To that end, Gere marshaled his contacts in India and elsewhere to put
together a series of safe-sex television ads featuring Indian cricket star
Rahul Dravid. He persuaded Bill Gates to contribute $2.4 million to the cause.
And he convinced James Murdoch, scion of media mogul Rupert Murdoch and head of
satellite network Star India, to donate $14 million in airtime over three
years. Gere's younger brother, David, an associate professor in UCLA's
Department of World Arts and Cultures who has worked for years on
AIDS-prevention programs in the United States, also spent several months in
India in 2004 working on a similar project.
Gere's hands-on style of activism stems from his understanding that he
is in a unique position to bring people together, to become what Buddhists call
a bodhisattva, a person who, motivated by compassion, dedicates himself to
ending the suffering of others.
Gere runs his charity work from a low-key suite of offices in downtown
Manhattan, not far from where he lives with his wife, actress Carey Lowell, and
their four-year-old son, Homer, named after his father. Gere's jam-packed
schedule balancing charitable and filming obligations means that he spends less
time than he would like at the family's upstate New York spread, where he
rides horses and loves to throw a ball with Homer. He tells friends how much he
misses his family when he is away, and hopes that one day his son will
understand, as he ultimately came to understand his own father's absences.
Recently Gere accepted an invitation from the Kaiser Family Foundation to
travel to Russia to help create an AIDS-awareness program there.

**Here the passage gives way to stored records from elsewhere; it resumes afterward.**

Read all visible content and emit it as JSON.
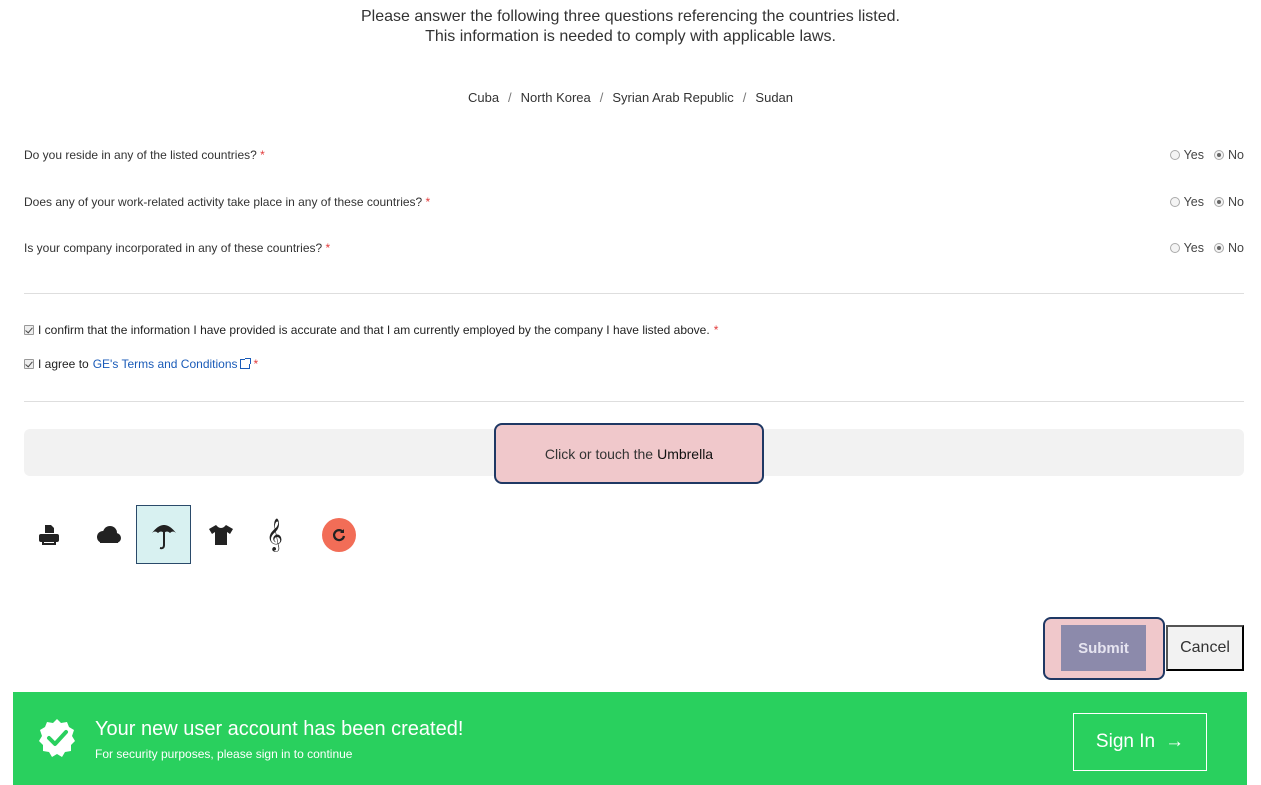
{
  "intro": {
    "line1": "Please answer the following three questions referencing the countries listed.",
    "line2": "This information is needed to comply with applicable laws."
  },
  "countries": [
    "Cuba",
    "North Korea",
    "Syrian Arab Republic",
    "Sudan"
  ],
  "country_separator": "/",
  "questions": [
    {
      "text": "Do you reside in any of the listed countries?",
      "required": "*",
      "yes": "Yes",
      "no": "No",
      "selected": "No"
    },
    {
      "text": "Does any of your work-related activity take place in any of these countries?",
      "required": "*",
      "yes": "Yes",
      "no": "No",
      "selected": "No"
    },
    {
      "text": "Is your company incorporated in any of these countries?",
      "required": "*",
      "yes": "Yes",
      "no": "No",
      "selected": "No"
    }
  ],
  "confirm": {
    "text": "I confirm that the information I have provided is accurate and that I am currently employed by the company I have listed above.",
    "required": "*",
    "checked": true
  },
  "terms": {
    "prefix": "I agree to",
    "link": "GE's Terms and Conditions",
    "required": "*",
    "checked": true
  },
  "captcha": {
    "prompt_prefix": "Click or touch the",
    "target": "Umbrella",
    "icons": [
      "printer-icon",
      "cloud-icon",
      "umbrella-icon",
      "tshirt-icon",
      "treble-clef-icon"
    ],
    "selected": "umbrella-icon",
    "reload_glyph": "C"
  },
  "actions": {
    "submit": "Submit",
    "cancel": "Cancel"
  },
  "banner": {
    "title": "Your new user account has been created!",
    "subtitle": "For security purposes, please sign in to continue",
    "signin": "Sign In",
    "signin_arrow": "→",
    "color": "#29d05e"
  },
  "colors": {
    "required": "#e23b3b",
    "link": "#1a5bb8",
    "highlight": "#f0c8cb",
    "submit": "#8c8aab",
    "reload": "#f26d57"
  }
}
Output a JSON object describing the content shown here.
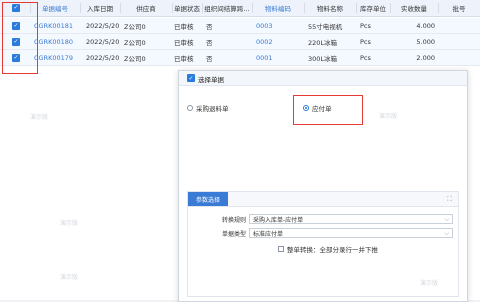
{
  "grid": {
    "columns": [
      "单据编号",
      "入库日期",
      "供应商",
      "单据状态",
      "组织间结算跨…",
      "物料编码",
      "物料名称",
      "库存单位",
      "实收数量",
      "批号"
    ],
    "rows": [
      {
        "bill_no": "CGRK00181",
        "date": "2022/5/20",
        "supplier": "Z公司0",
        "status": "已审核",
        "settle": "否",
        "material_code": "0003",
        "material_name": "55寸电视机",
        "unit": "Pcs",
        "qty": "4.000",
        "lot": ""
      },
      {
        "bill_no": "CGRK00180",
        "date": "2022/5/20",
        "supplier": "Z公司0",
        "status": "已审核",
        "settle": "否",
        "material_code": "0002",
        "material_name": "220L冰箱",
        "unit": "Pcs",
        "qty": "5.000",
        "lot": ""
      },
      {
        "bill_no": "CGRK00179",
        "date": "2022/5/20",
        "supplier": "Z公司0",
        "status": "已审核",
        "settle": "否",
        "material_code": "0001",
        "material_name": "300L冰箱",
        "unit": "Pcs",
        "qty": "2.000",
        "lot": ""
      }
    ]
  },
  "dialog": {
    "title": "选择单据",
    "option1": "采购退料单",
    "option2": "应付单",
    "selected": "应付单",
    "tab": "参数选择",
    "rule_label": "转换规则",
    "rule_value": "采购入库单-应付单",
    "type_label": "单据类型",
    "type_value": "标准应付单",
    "merge_label": "整单转换：全部分录行一并下推"
  },
  "watermark": "演示版",
  "colors": {
    "accent": "#2b7bdc",
    "highlight": "#e53935"
  }
}
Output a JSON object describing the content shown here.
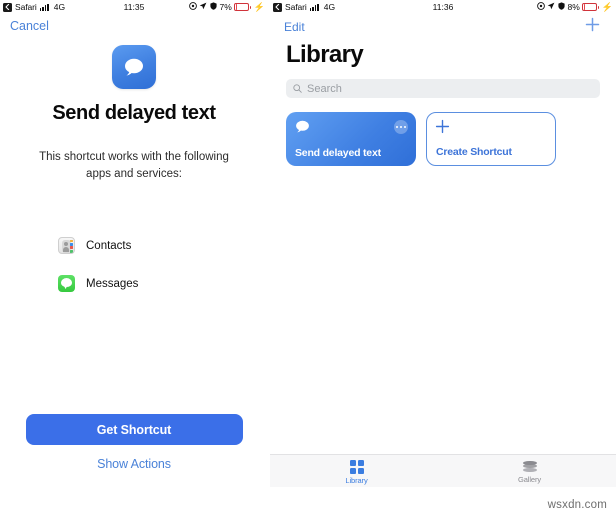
{
  "left_screen": {
    "status_bar": {
      "back_app": "Safari",
      "network": "4G",
      "time": "11:35",
      "battery_percent": "7%",
      "battery_level": 7,
      "icons": [
        "back-chevron-icon",
        "signal-bars-icon",
        "location-arrow-icon",
        "orientation-lock-icon",
        "battery-icon",
        "charging-bolt-icon"
      ]
    },
    "nav": {
      "cancel_label": "Cancel"
    },
    "hero": {
      "icon": "message-bubble-icon",
      "title": "Send delayed text",
      "description": "This shortcut works with the following apps and services:"
    },
    "apps": [
      {
        "name": "Contacts",
        "icon": "contacts-app-icon"
      },
      {
        "name": "Messages",
        "icon": "messages-app-icon"
      }
    ],
    "actions": {
      "primary_label": "Get Shortcut",
      "secondary_label": "Show Actions"
    }
  },
  "right_screen": {
    "status_bar": {
      "back_app": "Safari",
      "network": "4G",
      "time": "11:36",
      "battery_percent": "8%",
      "battery_level": 8,
      "icons": [
        "back-chevron-icon",
        "signal-bars-icon",
        "location-arrow-icon",
        "orientation-lock-icon",
        "battery-icon",
        "charging-bolt-icon"
      ]
    },
    "nav": {
      "edit_label": "Edit",
      "add_icon": "plus-icon"
    },
    "page_title": "Library",
    "search": {
      "placeholder": "Search",
      "icon": "search-icon"
    },
    "cards": [
      {
        "label": "Send delayed text",
        "type": "shortcut",
        "icon": "message-bubble-icon",
        "menu_icon": "ellipsis-icon"
      },
      {
        "label": "Create Shortcut",
        "type": "create",
        "icon": "plus-icon"
      }
    ],
    "tabs": [
      {
        "label": "Library",
        "icon": "grid-icon",
        "active": true
      },
      {
        "label": "Gallery",
        "icon": "layers-icon",
        "active": false
      }
    ]
  },
  "watermark": "wsxdn.com",
  "colors": {
    "accent_blue": "#3b6fe8",
    "link_blue": "#4a82d8",
    "card_blue": "#3f7fe2",
    "battery_red": "#e8454d",
    "messages_green": "#36c93f",
    "tab_inactive": "#8b8b90"
  }
}
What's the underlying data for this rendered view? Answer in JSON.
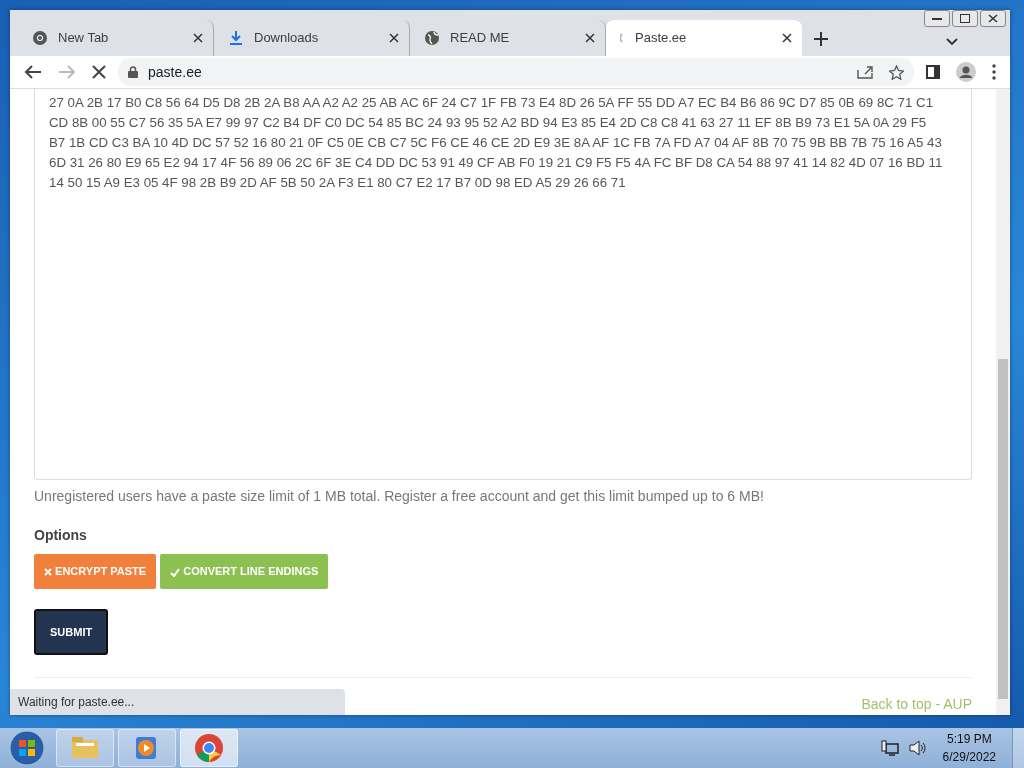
{
  "tabs": [
    {
      "label": "New Tab",
      "kind": "chrome",
      "selected": false
    },
    {
      "label": "Downloads",
      "kind": "download",
      "selected": false
    },
    {
      "label": "READ ME",
      "kind": "globe",
      "selected": false
    },
    {
      "label": "Paste.ee",
      "kind": "loading",
      "selected": true
    }
  ],
  "address_bar": {
    "url": "paste.ee"
  },
  "paste": {
    "lines": [
      "27 0A 2B 17 B0 C8 56 64 D5 D8 2B 2A B8 AA A2 A2 25 AB AC 6F 24 C7 1F FB 73 E4 8D 26 5A FF 55 DD A7 EC B4 B6 86 9C D7 85 0B 69 8C 71 C1",
      "CD 8B 00 55 C7 56 35 5A E7 99 97 C2 B4 DF C0 DC 54 85 BC 24 93 95 52 A2 BD 94 E3 85 E4 2D C8 C8 41 63 27 11 EF 8B B9 73 E1 5A 0A 29 F5",
      "B7 1B CD C3 BA 10 4D DC 57 52 16 80 21 0F C5 0E CB C7 5C F6 CE 46 CE 2D E9 3E 8A AF 1C FB 7A FD A7 04 AF 8B 70 75 9B BB 7B 75 16 A5 43",
      "6D 31 26 80 E9 65 E2 94 17 4F 56 89 06 2C 6F 3E C4 DD DC 53 91 49 CF AB F0 19 21 C9 F5 F5 4A FC BF D8 CA 54 88 97 41 14 82 4D 07 16 BD 11",
      "14 50 15 A9 E3 05 4F 98 2B B9 2D AF 5B 50 2A F3 E1 80 C7 E2 17 B7 0D 98 ED A5 29 26 66 71"
    ]
  },
  "notice": "Unregistered users have a paste size limit of 1 MB total. Register a free account and get this limit bumped up to 6 MB!",
  "options": {
    "heading": "Options",
    "items": [
      {
        "label": "ENCRYPT PASTE",
        "on": false
      },
      {
        "label": "CONVERT LINE ENDINGS",
        "on": true
      }
    ]
  },
  "submit": "SUBMIT",
  "footer": {
    "back_to_top": "Back to top",
    "separator": "-",
    "aup": "AUP"
  },
  "status": "Waiting for paste.ee...",
  "taskbar": {
    "apps": [
      {
        "kind": "folder",
        "selected": false
      },
      {
        "kind": "media",
        "selected": false
      },
      {
        "kind": "chrome",
        "selected": true
      }
    ],
    "time": "5:19 PM",
    "date": "6/29/2022"
  }
}
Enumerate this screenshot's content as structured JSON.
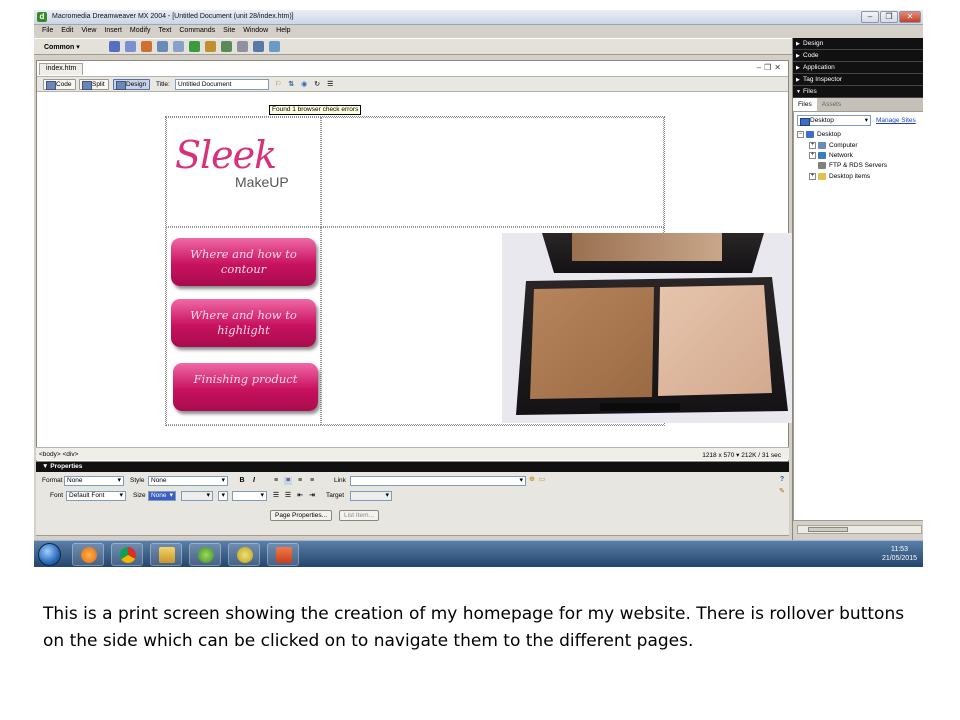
{
  "window": {
    "title": "Macromedia Dreamweaver MX 2004 - [Untitled Document (unit 28/index.htm)]"
  },
  "menu": [
    "File",
    "Edit",
    "View",
    "Insert",
    "Modify",
    "Text",
    "Commands",
    "Site",
    "Window",
    "Help"
  ],
  "insert_bar": {
    "category": "Common"
  },
  "document": {
    "tab": "index.htm",
    "views": {
      "code": "Code",
      "split": "Split",
      "design": "Design"
    },
    "title_label": "Title:",
    "title_value": "Untitled Document",
    "tooltip": "Found 1 browser check errors"
  },
  "page": {
    "logo": {
      "brand": "Sleek",
      "sub": "MakeUP"
    },
    "buttons": [
      {
        "label": "Where and how to contour"
      },
      {
        "label": "Where and how to highlight"
      },
      {
        "label": "Finishing product"
      }
    ]
  },
  "status": {
    "tags": "<body> <div>",
    "info": "1218 x 570 ▾ 212K / 31 sec"
  },
  "properties": {
    "header": "Properties",
    "format_label": "Format",
    "format_value": "None",
    "style_label": "Style",
    "style_value": "None",
    "bold": "B",
    "italic": "I",
    "link_label": "Link",
    "font_label": "Font",
    "font_value": "Default Font",
    "size_label": "Size",
    "size_value": "None",
    "target_label": "Target",
    "page_properties": "Page Properties...",
    "list_item": "List Item..."
  },
  "panels": {
    "groups": [
      "Design",
      "Code",
      "Application",
      "Tag Inspector",
      "Files"
    ],
    "file_tabs": [
      "Files",
      "Assets"
    ],
    "site_select": "Desktop",
    "manage_sites": "Manage Sites",
    "tree": [
      "Desktop",
      "Computer",
      "Network",
      "FTP & RDS Servers",
      "Desktop items"
    ]
  },
  "taskbar": {
    "time": "11:53",
    "date": "21/05/2015"
  },
  "caption": "This is a print screen showing the creation of my homepage for my website. There is rollover buttons on the side which can be clicked on to navigate them to the different pages.",
  "colors": {
    "brand_pink": "#d8317a",
    "button_pink": "#c8125f"
  }
}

His role model is the Dalai Lama, winner of the 1989 Nobel Peace Prize, who
tirelessly travels the globe teaching interconnectedness and compassion for all
beings. "Look, my basic thing is all-inclusiveness," says Gere.
"Everyone gets on the bus with me: bad guys, good guys, the Christians,
the Arabs, the Jews, the Buddhists, everybody. That's what I found so
touching about the men and women who lost their lives in the twin towers. Those
firefighters and cops and rescue workers, they didn't ask any of those
people they saved, are you a good guy or a bad guy? They didn't ask,
what's your religion? They didn't look at what color you are. They
saved everybody. They were true bodhisattvas."